Widespread gender norms, which associate masculinity with strength and dominance encourage and permit the continuation of violence against women, children and LGBTI people in South Africa, and across the continent. These norms permeate all levels of society – families, schools, communities, workplaces and the justice system. Gender norms that permit violence also encourage men to have multiple sexual partners, forgo protection like condom use, and prevent many men from seeking healthcare. As a result men often become unaware transmitters of HIV and other STIs. Though women make up more than half of those living with HIV, men who contract HIV tend to die earlier as a result of poorer health seeking behaviours.
Though 19.2% of South Africa’s population lives with HIV, the pandemic disproportionately affects women, sex workers, and men who have sex with men, as well as other groups. These are the same groups who suffer high levels of sexual and physical violence as well as social and economic marginalisation.
What we do
Sonke’s Community Education and Mobilisation (CEM) Unit works closely with men and women and boys and girls in many different communities across South Africa’s nine provinces to address gender inequalities, gender-based violence (GBV) and the spread and impact of HIV and AIDS.
The unit is comprised of a team of highly experienced, passionate and dedicated trainers who work with refugees and migrants, parents (especially fathers), ex-inmates, schoolchildren, media workers and traditional and faith leaders.
Since its inception, Sonke has been committed to building and sustaining grassroots citizen activism and rights literacy to hold Government accountable to its constitutional obligations in advancing gender equality, deepening women’s rights, guaranteeing physical integrity and the right to health, and ensuring all are equal before the law.
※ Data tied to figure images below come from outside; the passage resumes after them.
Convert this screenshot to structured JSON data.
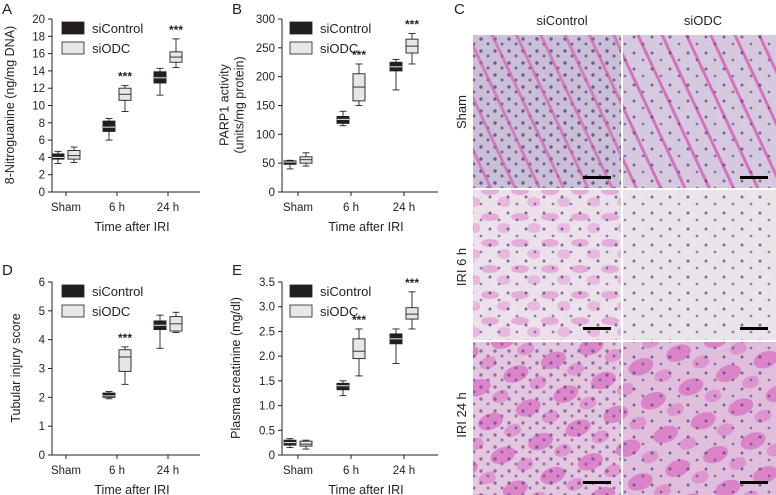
{
  "chart_data": [
    {
      "panel": "A",
      "type": "boxplot",
      "categories": [
        "Sham",
        "6 h",
        "24 h"
      ],
      "xlabel": "Time after IRI",
      "ylabel": "8-Nitroguanine (ng/mg DNA)",
      "ylim": [
        0,
        20
      ],
      "yticks": [
        0,
        2,
        4,
        6,
        8,
        10,
        12,
        14,
        16,
        18,
        20
      ],
      "legend": [
        "siControl",
        "siODC"
      ],
      "series": [
        {
          "name": "siControl",
          "color": "#231f20",
          "boxes": [
            {
              "min": 3.3,
              "q1": 3.8,
              "median": 4.0,
              "q3": 4.4,
              "max": 4.7
            },
            {
              "min": 6.0,
              "q1": 7.0,
              "median": 7.5,
              "q3": 8.2,
              "max": 8.5
            },
            {
              "min": 11.2,
              "q1": 12.6,
              "median": 13.2,
              "q3": 13.9,
              "max": 14.3
            }
          ]
        },
        {
          "name": "siODC",
          "color": "#e6e7e8",
          "boxes": [
            {
              "min": 3.4,
              "q1": 3.8,
              "median": 4.2,
              "q3": 4.8,
              "max": 5.2
            },
            {
              "min": 9.3,
              "q1": 10.6,
              "median": 11.3,
              "q3": 12.0,
              "max": 12.3
            },
            {
              "min": 14.4,
              "q1": 15.0,
              "median": 15.6,
              "q3": 16.2,
              "max": 17.7
            }
          ]
        }
      ],
      "annotations": [
        {
          "category": "6 h",
          "text": "***"
        },
        {
          "category": "24 h",
          "text": "***"
        }
      ]
    },
    {
      "panel": "B",
      "type": "boxplot",
      "categories": [
        "Sham",
        "6 h",
        "24 h"
      ],
      "xlabel": "Time after IRI",
      "ylabel": "PARP1 activity\n(units/mg protein)",
      "ylim": [
        0,
        300
      ],
      "yticks": [
        0,
        50,
        100,
        150,
        200,
        250,
        300
      ],
      "legend": [
        "siControl",
        "siODC"
      ],
      "series": [
        {
          "name": "siControl",
          "color": "#231f20",
          "boxes": [
            {
              "min": 40,
              "q1": 48,
              "median": 52,
              "q3": 54,
              "max": 55
            },
            {
              "min": 115,
              "q1": 119,
              "median": 126,
              "q3": 131,
              "max": 140
            },
            {
              "min": 177,
              "q1": 210,
              "median": 217,
              "q3": 225,
              "max": 230
            }
          ]
        },
        {
          "name": "siODC",
          "color": "#e6e7e8",
          "boxes": [
            {
              "min": 45,
              "q1": 50,
              "median": 56,
              "q3": 61,
              "max": 68
            },
            {
              "min": 150,
              "q1": 158,
              "median": 182,
              "q3": 205,
              "max": 222
            },
            {
              "min": 222,
              "q1": 241,
              "median": 253,
              "q3": 265,
              "max": 275
            }
          ]
        }
      ],
      "annotations": [
        {
          "category": "6 h",
          "text": "***"
        },
        {
          "category": "24 h",
          "text": "***"
        }
      ]
    },
    {
      "panel": "D",
      "type": "boxplot",
      "categories": [
        "Sham",
        "6 h",
        "24 h"
      ],
      "xlabel": "Time after IRI",
      "ylabel": "Tubular injury score",
      "ylim": [
        0,
        6
      ],
      "yticks": [
        0,
        1,
        2,
        3,
        4,
        5,
        6
      ],
      "legend": [
        "siControl",
        "siODC"
      ],
      "series": [
        {
          "name": "siControl",
          "color": "#231f20",
          "boxes": [
            null,
            {
              "min": 1.95,
              "q1": 2.0,
              "median": 2.05,
              "q3": 2.15,
              "max": 2.2
            },
            {
              "min": 3.7,
              "q1": 4.35,
              "median": 4.5,
              "q3": 4.65,
              "max": 4.85
            }
          ]
        },
        {
          "name": "siODC",
          "color": "#e6e7e8",
          "boxes": [
            null,
            {
              "min": 2.45,
              "q1": 2.9,
              "median": 3.4,
              "q3": 3.65,
              "max": 3.75
            },
            {
              "min": 4.25,
              "q1": 4.3,
              "median": 4.55,
              "q3": 4.8,
              "max": 4.95
            }
          ]
        }
      ],
      "annotations": [
        {
          "category": "6 h",
          "text": "***"
        }
      ]
    },
    {
      "panel": "E",
      "type": "boxplot",
      "categories": [
        "Sham",
        "6 h",
        "24 h"
      ],
      "xlabel": "Time after IRI",
      "ylabel": "Plasma creatinine (mg/dl)",
      "ylim": [
        0,
        3.5
      ],
      "yticks": [
        0,
        0.5,
        1.0,
        1.5,
        2.0,
        2.5,
        3.0,
        3.5
      ],
      "ytick_labels": [
        "0",
        "0.5",
        "1.0",
        "1.5",
        "2.0",
        "2.5",
        "3.0",
        "3.5"
      ],
      "legend": [
        "siControl",
        "siODC"
      ],
      "series": [
        {
          "name": "siControl",
          "color": "#231f20",
          "boxes": [
            {
              "min": 0.15,
              "q1": 0.2,
              "median": 0.25,
              "q3": 0.3,
              "max": 0.33
            },
            {
              "min": 1.2,
              "q1": 1.32,
              "median": 1.4,
              "q3": 1.45,
              "max": 1.5
            },
            {
              "min": 1.85,
              "q1": 2.25,
              "median": 2.35,
              "q3": 2.45,
              "max": 2.55
            }
          ]
        },
        {
          "name": "siODC",
          "color": "#e6e7e8",
          "boxes": [
            {
              "min": 0.12,
              "q1": 0.18,
              "median": 0.22,
              "q3": 0.28,
              "max": 0.3
            },
            {
              "min": 1.6,
              "q1": 1.95,
              "median": 2.1,
              "q3": 2.35,
              "max": 2.55
            },
            {
              "min": 2.55,
              "q1": 2.75,
              "median": 2.85,
              "q3": 2.98,
              "max": 3.3
            }
          ]
        }
      ],
      "annotations": [
        {
          "category": "6 h",
          "text": "***"
        },
        {
          "category": "24 h",
          "text": "***"
        }
      ]
    }
  ],
  "histology": {
    "label": "C",
    "columns": [
      "siControl",
      "siODC"
    ],
    "rows": [
      "Sham",
      "IRI 6 h",
      "IRI 24 h"
    ]
  }
}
Sonke’s primary strategy for achieving this vision of active and empowered local communities has been the development of Community Action Teams, or CATs, which are led by the CEM unit. Over the last decade, Sonke has established dozens of CATs in most South African provinces, including in rural, urban and semi-urban areas. Currently, Sonke has 50 active CATs working to advance gender justice at the local level. These include CATs in refugee communities in Cape Town and Johannesburg, with former prison inmates and their families in Cape Town, with rural communities in the Eastern Cape, and in our research study sites in Bushbuckridge, Diepsloot, inner-city Johannesburg and Gugulethu, where we have been conducting and publishing research on community mobilisation for many years.
Sonke is committed to continually researching and documenting its own and its partners’ community-mobilisation approaches in order to learn from and share successful practices, and integrate these practices into its own CAT model.